Renormalization and tensor product states in spin chains and lattices
J. I. Cirac, F. Verstraete
TL;DR
This paper surveys tensor-product-based descriptions of many-body quantum states, arguing that a small-set of structured ansatzes (MPS, TTN, MERA, PEPS) efficiently capture the physics of systems with local interactions due to area-law entanglement. It connects these states to renormalization group ideas, showing how DMRG corresponds to MPS, how TTN and MERA implement hierarchical RG with varying entanglement properties, and how PEPS extends these concepts to higher dimensions.
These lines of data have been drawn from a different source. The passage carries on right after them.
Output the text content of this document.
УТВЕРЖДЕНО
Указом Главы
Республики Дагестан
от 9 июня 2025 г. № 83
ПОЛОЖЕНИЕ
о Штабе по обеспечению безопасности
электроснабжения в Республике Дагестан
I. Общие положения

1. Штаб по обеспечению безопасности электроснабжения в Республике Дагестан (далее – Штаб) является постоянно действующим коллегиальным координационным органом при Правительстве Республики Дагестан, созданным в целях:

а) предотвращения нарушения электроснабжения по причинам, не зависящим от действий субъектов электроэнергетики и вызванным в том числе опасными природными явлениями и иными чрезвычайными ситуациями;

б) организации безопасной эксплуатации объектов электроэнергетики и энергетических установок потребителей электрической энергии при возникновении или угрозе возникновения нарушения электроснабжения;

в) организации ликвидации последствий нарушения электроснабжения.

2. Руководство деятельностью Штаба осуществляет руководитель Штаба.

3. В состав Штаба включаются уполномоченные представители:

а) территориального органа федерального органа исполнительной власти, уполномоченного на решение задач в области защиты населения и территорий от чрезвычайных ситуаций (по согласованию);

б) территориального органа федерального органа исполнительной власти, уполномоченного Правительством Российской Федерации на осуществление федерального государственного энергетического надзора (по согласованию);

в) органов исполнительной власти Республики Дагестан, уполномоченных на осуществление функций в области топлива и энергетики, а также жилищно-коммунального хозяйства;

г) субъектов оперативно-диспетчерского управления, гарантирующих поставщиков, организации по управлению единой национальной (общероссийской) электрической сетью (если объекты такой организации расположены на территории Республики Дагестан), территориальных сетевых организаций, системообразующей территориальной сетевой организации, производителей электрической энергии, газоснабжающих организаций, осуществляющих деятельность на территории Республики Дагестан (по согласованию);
The work discusses practical methods for computing expectation values, ground states, and dynamics within these frameworks, and elaborates on the computational challenges and approximate contraction schemes, especially for PEPS in 2D. It concludes with perspectives on open questions, such as convergence guarantees for PEPS, time evolution limitations, and the development of more efficient higher-dimensional algorithms, possibly aided by Monte Carlo hybrids. Overall, the paper highlights the central role of TPS in understanding and simulating the corner of Hilbert space relevant to realistic quantum many-body systems.
Abstract
We review different descriptions of many--body quantum systems in terms of tensor product states. We introduce several families of such states in terms of known renormalization procedures, and show that they naturally arise in that context. We concentrate on Matrix Product States, Tree Tensor States, Multiscale Entanglement Renormalization Ansatz, and Projected Entangled Pair States. We highlight some of their properties, and show how they can be used to describe a variety of systems.